El médico añadió: «Este clima tan cargado es malo… No hay nada tan agotador como los primeros días de primavera». Y se fue alejando y con él se me iba la vida. Yo me ahogaba en gritos, lágrimas e insultos, que desgarraban mi garganta convulsa por la cual ya no circulaba ni un aliento. ¡Ay, el muy miserable!, ¡cuya práctica profesional lo había convertido en un autómata y que acudía al lecho de los muertos como quien cumple con una simple formalidad! ¡Ese hombre no tenía pues ni idea! ¡Toda su ciencia no era sino un engaño, puesto que no era capaz de distinguir de un vistazo a un vivo de un muerto! ¡Y ahora se iba! ¡Se iba!
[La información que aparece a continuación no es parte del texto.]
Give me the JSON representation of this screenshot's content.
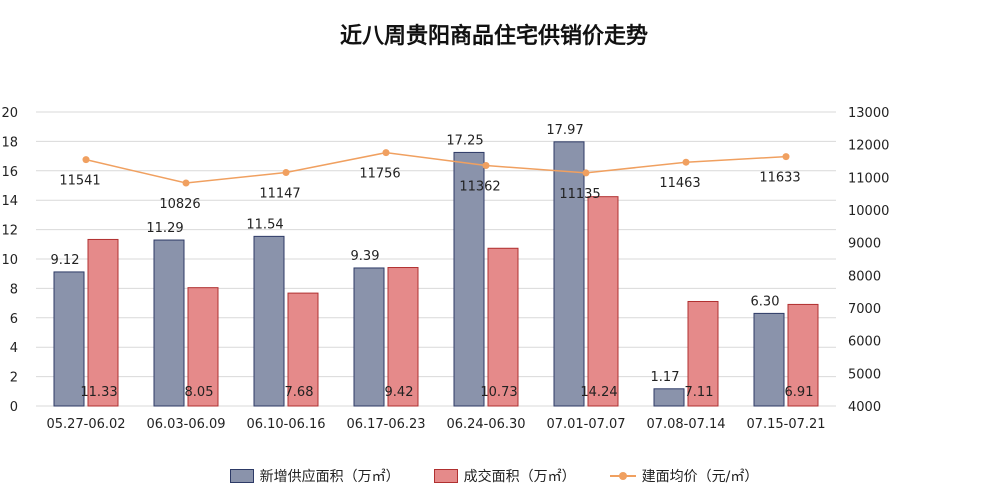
{
  "chart_data": {
    "type": "bar",
    "title": "近八周贵阳商品住宅供销价走势",
    "categories": [
      "05.27-06.02",
      "06.03-06.09",
      "06.10-06.16",
      "06.17-06.23",
      "06.24-06.30",
      "07.01-07.07",
      "07.08-07.14",
      "07.15-07.21"
    ],
    "series": [
      {
        "name": "新增供应面积（万㎡）",
        "type": "bar",
        "axis": "left",
        "color": "#8a93ab",
        "values": [
          9.12,
          11.29,
          11.54,
          9.39,
          17.25,
          17.97,
          1.17,
          6.3
        ],
        "labels": [
          "9.12",
          "11.29",
          "11.54",
          "9.39",
          "17.25",
          "17.97",
          "1.17",
          "6.30"
        ]
      },
      {
        "name": "成交面积（万㎡）",
        "type": "bar",
        "axis": "left",
        "color": "#e58a8a",
        "values": [
          11.33,
          8.05,
          7.68,
          9.42,
          10.73,
          14.24,
          7.11,
          6.91
        ],
        "labels": [
          "11.33",
          "8.05",
          "7.68",
          "9.42",
          "10.73",
          "14.24",
          "7.11",
          "6.91"
        ]
      },
      {
        "name": "建面均价（元/㎡）",
        "type": "line",
        "axis": "right",
        "color": "#f0a060",
        "values": [
          11541,
          10826,
          11147,
          11756,
          11362,
          11135,
          11463,
          11633
        ],
        "labels": [
          "11541",
          "10826",
          "11147",
          "11756",
          "11362",
          "11135",
          "11463",
          "11633"
        ]
      }
    ],
    "y_left": {
      "min": 0,
      "max": 20,
      "step": 2
    },
    "y_right": {
      "min": 4000,
      "max": 13000,
      "step": 1000
    },
    "legend_position": "bottom",
    "grid": true
  }
}
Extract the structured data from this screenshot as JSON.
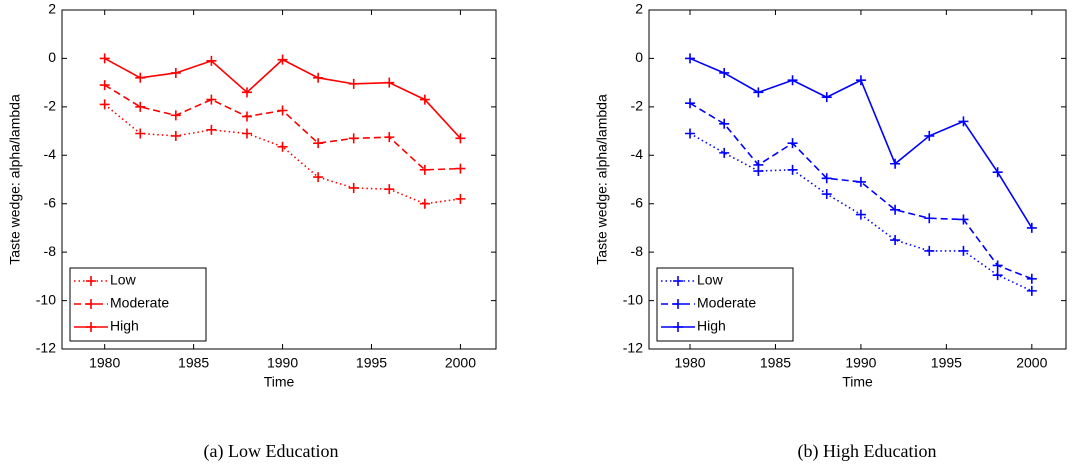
{
  "chart_data": [
    {
      "type": "line",
      "caption": "(a) Low Education",
      "xlabel": "Time",
      "ylabel": "Taste wedge: alpha/lambda",
      "x": [
        1980,
        1982,
        1984,
        1986,
        1988,
        1990,
        1992,
        1994,
        1996,
        1998,
        2000
      ],
      "series": [
        {
          "name": "Low",
          "color": "#ff0000",
          "linestyle": "dotted",
          "values": [
            -1.9,
            -3.1,
            -3.2,
            -2.95,
            -3.1,
            -3.65,
            -4.9,
            -5.35,
            -5.4,
            -6.0,
            -5.8
          ]
        },
        {
          "name": "Moderate",
          "color": "#ff0000",
          "linestyle": "dashed",
          "values": [
            -1.1,
            -2.0,
            -2.35,
            -1.7,
            -2.4,
            -2.15,
            -3.5,
            -3.3,
            -3.25,
            -4.6,
            -4.55
          ]
        },
        {
          "name": "High",
          "color": "#ff0000",
          "linestyle": "solid",
          "values": [
            0,
            -0.8,
            -0.6,
            -0.1,
            -1.4,
            -0.05,
            -0.8,
            -1.05,
            -1.0,
            -1.7,
            -3.3
          ]
        }
      ],
      "xlim": [
        1977.6,
        2002
      ],
      "ylim": [
        -12,
        2
      ],
      "xticks": [
        1980,
        1985,
        1990,
        1995,
        2000
      ],
      "yticks": [
        -12,
        -10,
        -8,
        -6,
        -4,
        -2,
        0,
        2
      ],
      "legend": "lower left"
    },
    {
      "type": "line",
      "caption": "(b) High Education",
      "xlabel": "Time",
      "ylabel": "Taste wedge: alpha/lambda",
      "x": [
        1980,
        1982,
        1984,
        1986,
        1988,
        1990,
        1992,
        1994,
        1996,
        1998,
        2000
      ],
      "series": [
        {
          "name": "Low",
          "color": "#0000ff",
          "linestyle": "dotted",
          "values": [
            -3.1,
            -3.9,
            -4.65,
            -4.6,
            -5.6,
            -6.45,
            -7.5,
            -7.95,
            -7.95,
            -8.95,
            -9.6
          ]
        },
        {
          "name": "Moderate",
          "color": "#0000ff",
          "linestyle": "dashed",
          "values": [
            -1.85,
            -2.7,
            -4.4,
            -3.5,
            -4.95,
            -5.1,
            -6.25,
            -6.6,
            -6.65,
            -8.55,
            -9.1
          ]
        },
        {
          "name": "High",
          "color": "#0000ff",
          "linestyle": "solid",
          "values": [
            0,
            -0.6,
            -1.4,
            -0.9,
            -1.6,
            -0.9,
            -4.35,
            -3.2,
            -2.6,
            -4.7,
            -7.0
          ]
        }
      ],
      "xlim": [
        1977.6,
        2002
      ],
      "ylim": [
        -12,
        2
      ],
      "xticks": [
        1980,
        1985,
        1990,
        1995,
        2000
      ],
      "yticks": [
        -12,
        -10,
        -8,
        -6,
        -4,
        -2,
        0,
        2
      ],
      "legend": "lower left"
    }
  ]
}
«Buenas noches, monsieur», dijo Simoneau. El médico debió de inclinarse ante Marguerite, que ya había vuelto mientras Madame Gabin cerraba la ventana. Tras lo cual, salió de la habitación y oí sus pasos bajando por la escalera.
Todo había acabado, estaba condenado. Mi última esperanza acababa de esfumarse con ese hombre. Si no lograba reanimarme antes del día siguiente a las once, me iban a enterrar vivo. Y este pensamiento era tan horrible que perdí conciencia de todo lo que me rodeaba. Fue como un desmayo dentro de la propia muerte. El último ruido que oí fueron los tijeretazos de Madame Gabin y de Dédé. El velatorio había comenzado. Ya nadie hablaba. Marguerite se había negado a irse a acostar en la habitación de la vecina. Permanecía ahí, medio recostada en el fondo del sofá, con su linda cara pálida, los ojos cerrados con las pestañas empapadas de lágrimas, mientras que Simoneau se mantenía silencioso en la sombra, sentado frente a ella, mirándola.